Forum Moderators: phranque

Message Too Old, No Replies

.html pages that do not exist retur header 200

         

fzx5v0

8:34 pm on Dec 8, 2008 (gmt 0)

10+ Year Member



Hi

I have this rewrit in my .htaccess the problem is when a url is entered with .html at the end and the page does not exsist the webserver returns a header of 200 and displays the home page

can anyone advise as I am lost with this

and need to add somthing that states if the .html page is not google80433c28242343c4c65.html or contained in /directory or anything to do with the rewrite return a 404

thanks for any help

RewriteRule ^google80433c28242343c**65.html$ google80433c2829cc**65.html [L]
RewriteRule ^directory/(.*).html$ directory/$1.html?&%{QUERY_STRING} [L]

RewriteRule ^(.*)/([0-9]*).html$ product_info.php?pr=$2&%{QUERY_STRING} [L]

RewriteCond %{SCRIPT_FILENAME} !^(.*)/$
RewriteCond %{SCRIPT_FILENAME} !^(.*).(php¦jpge¦gif¦js¦css¦png¦swf)$
RewriteRule ^(.*)/(.*)/(.*).html$ index.php?crid=$1*$2*$3&%{QUERY_STRING} [L]

RewriteCond %{SCRIPT_FILENAME} !^(.*)/$
RewriteCond %{SCRIPT_FILENAME} !^(.*).(php¦jpge¦gif¦js¦css¦png¦swf)$
RewriteRule ^(.*)/(.*).html$ index.php?crid=$1*$2&%{QUERY_STRING} [L]

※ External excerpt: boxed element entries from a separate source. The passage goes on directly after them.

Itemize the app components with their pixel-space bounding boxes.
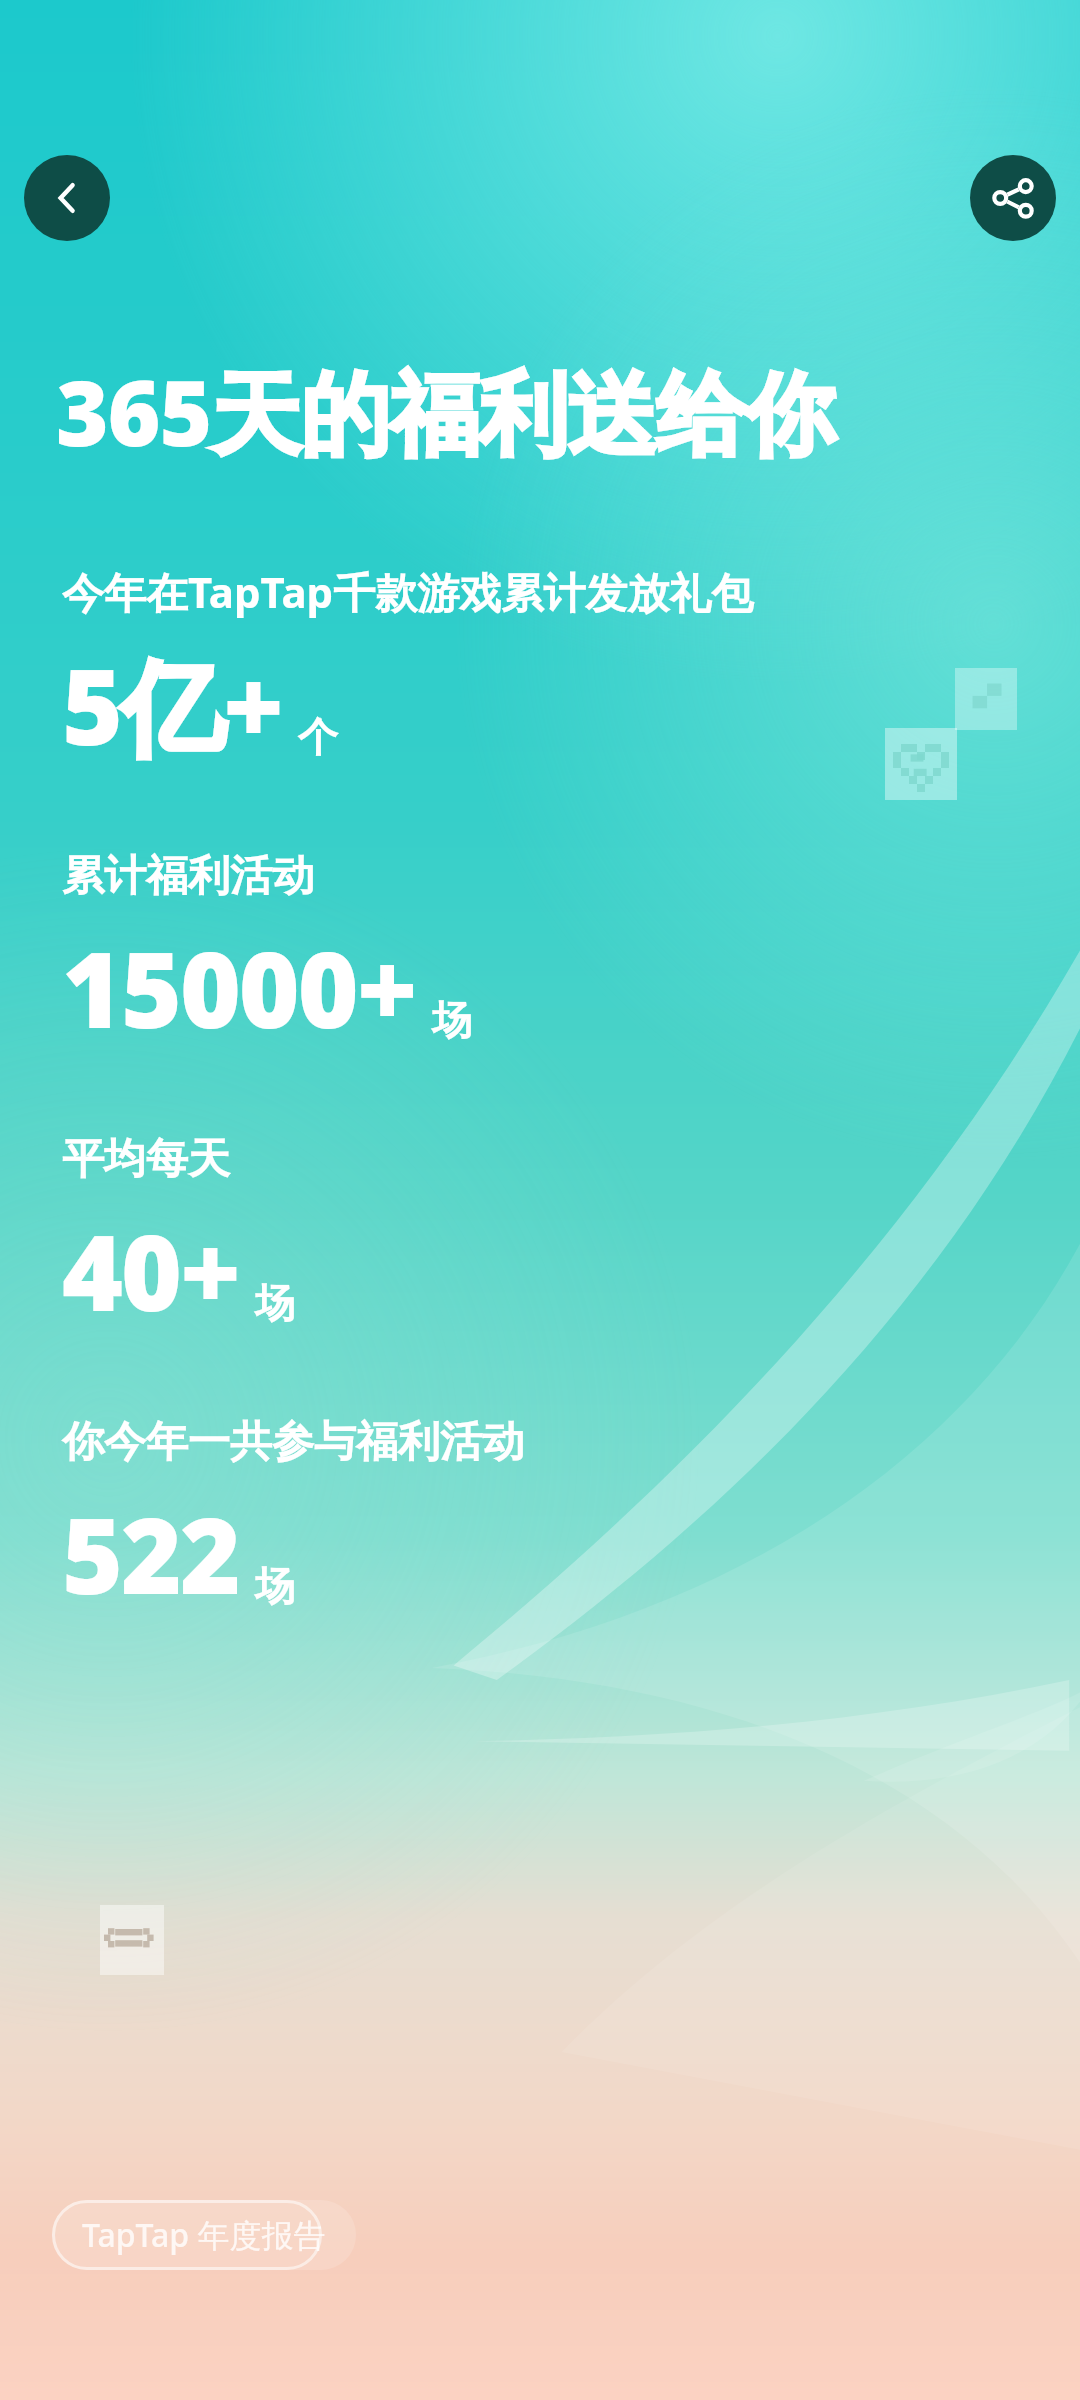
button[interactable]: Share	[970, 155, 1056, 241]
staticText: 场	[255, 1561, 295, 1611]
staticText: 你今年一共参与福利活动	[62, 1416, 524, 1469]
staticText: 365天的福利送给你	[56, 350, 835, 473]
button[interactable]: Back	[24, 155, 110, 241]
staticText: TapTap 年度报告	[82, 2213, 326, 2257]
staticText: 平均每天	[62, 1133, 230, 1186]
staticText: 40+	[62, 1200, 239, 1342]
staticText: 场	[255, 1278, 295, 1328]
staticText: 场	[432, 995, 472, 1045]
staticText: 5亿+	[62, 634, 282, 776]
staticText: 今年在TapTap千款游戏累计发放礼包	[62, 563, 754, 620]
button[interactable]: TapTap 年度报告	[52, 2200, 356, 2270]
staticText: 累计福利活动	[62, 850, 314, 903]
staticText: 15000+	[62, 917, 416, 1059]
staticText: 522	[62, 1483, 239, 1625]
staticText: 个	[298, 712, 338, 762]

RewriteCond %{SCRIPT_FILENAME} !^(.*)/$
RewriteCond %{SCRIPT_FILENAME} !^(.*).(php¦jpge¦gif¦js¦css¦png¦swf)$
RewriteRule ^(.*).html$ index.php?crid=$1&%{QUERY_STRING} [L]

[edited by: jdMorgan at 2:51 pm (utc) on Dec. 9, 2008]
[edit reason] Obscured Google WMT ID for security. [/edit]

phranque

1:03 am on Dec 9, 2008 (gmt 0)

WebmasterWorld Administrator 10+ Year Member Top Contributors Of The Month



you should check your response status chain or look in the server logs for clues.
it's possible your custom 404 error page is returning a 200 OK response instead of a 404.

fzx5v0

1:48 pm on Dec 9, 2008 (gmt 0)

10+ Year Member



Hi there is nothing in the error log about this

if you put a .php file extension or any other extension than .html you get the 404 page so it must be somthing to do with the rewrites in the .htaccess

jdMorgan

3:13 pm on Dec 9, 2008 (gmt 0)

WebmasterWorld Senior Member 10+ Year Member



Clearly, your final rule rewrites *any* URL ending in ".html" to your index.php script. Your script will have to decide whether it can generate content for that .html URL (probably based on whether there is a correspond entry in your database), and if not, it must generate a 404-Not Found HTTP response.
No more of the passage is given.